20. I gave away my books of systematic theology.
On breaking out of boxes and the miracle of becoming yourself.
“Before his death, Rabbi Zusya said, ‘In the coming world, they will not ask me: ‘Why were you not Moses?’ They will ask me: ‘Why were you not Zusya?’”
Since I was young I have been on the lookout for the person to emulate or the club to join. Without knowing it, I have been guided by the unconscious belief that if I were to find the right person to follow, club to join, morning routine to implement, productivity hack to apply, etc. etc. etc., then I could rest. If I could only discover the correct system out there then I could finally feel like I have arrived.
Like a pendulum, I have spent my life swinging from one interest or pursuit to another; one label to the next. This is not a new topic for the B.W. Psalter.

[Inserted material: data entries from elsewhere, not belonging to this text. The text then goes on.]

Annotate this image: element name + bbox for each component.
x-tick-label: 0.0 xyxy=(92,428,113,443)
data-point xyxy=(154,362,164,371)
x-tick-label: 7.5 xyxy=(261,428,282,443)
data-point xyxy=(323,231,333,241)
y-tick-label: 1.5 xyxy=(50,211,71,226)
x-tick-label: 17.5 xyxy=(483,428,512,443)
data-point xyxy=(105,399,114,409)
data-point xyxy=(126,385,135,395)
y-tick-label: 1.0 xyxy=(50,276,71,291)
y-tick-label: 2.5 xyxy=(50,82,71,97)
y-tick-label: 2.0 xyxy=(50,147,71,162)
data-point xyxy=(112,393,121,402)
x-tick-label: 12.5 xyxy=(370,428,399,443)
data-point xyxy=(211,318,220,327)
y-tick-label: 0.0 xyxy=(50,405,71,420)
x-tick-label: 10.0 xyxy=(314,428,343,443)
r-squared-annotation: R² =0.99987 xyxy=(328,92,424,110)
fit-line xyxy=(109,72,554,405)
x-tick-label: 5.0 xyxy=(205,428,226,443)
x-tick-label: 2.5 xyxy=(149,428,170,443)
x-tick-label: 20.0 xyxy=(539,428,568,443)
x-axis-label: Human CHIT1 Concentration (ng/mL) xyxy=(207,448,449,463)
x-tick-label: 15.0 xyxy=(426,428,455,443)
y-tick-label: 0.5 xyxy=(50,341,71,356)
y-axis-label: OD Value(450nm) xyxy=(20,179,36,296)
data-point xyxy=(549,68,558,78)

In the past months, I have felt called (or pulled?) into the truth that Rabbi Zuysa so powerfully explained. We are not meant to become photocopies of great spiritual teachers. We are not meant to exist as robots parroting someone else’s designs. We are meant to live the life God has given us to live - with our unique experiences, interests, passions, and pains.
Thomas Merton once wrote, “A tree gives glory to God by being a tree.” So it is with each of us. We give glory to God by being ourselves.
There is nowhere else to go.
There is nothing else to do.
There is no one else to be.
It is a miracle to become yourself.
This week’s poem is another meditation on this theme and how it has played out in my life recently.
20. I gave away my books of systematic theology. I gave away my books of systematic theology. I graced them to Goodwill with some other tomes on pastoral liturgies and the minutae of the miraculous. I cleared the shelves of the heady conjecture produced in the absurdist genre called - with a straight face - theories of atonement. The scholars have made a pseudoscience of an art. They have discovered a way to turn holy water into ink as though enough written about the Big Mercy will somehow make it more digestible to us earthbound below being held together by its everlasting flow. I shredded the plans for liturgical, missional, organizational, and ecclesial renewal. I donated my membership pamphlets for the evangelicals, the Anglo-catholics, the radical leftists, and the broad church bourgeois whose devotion is brunch. A moment of rigorous honesty: I hocked the books. I made barely five dollars and didn’t donate a one. That money will transubstantiate into french fries for my children. The Hindus say, ‘God comes to the hungry disguised as food,’ My textbooks sought to trap the Transcendent on paper like a butterfly pinned to the canvas. Now the Numinous they sought to net has been transformed again into sustenance, resurrected into salty salvation in the same vein as bread and wine and the Everything that rests in the sediment of this ordinary moment and the invisible-inked footnotes of this very breath.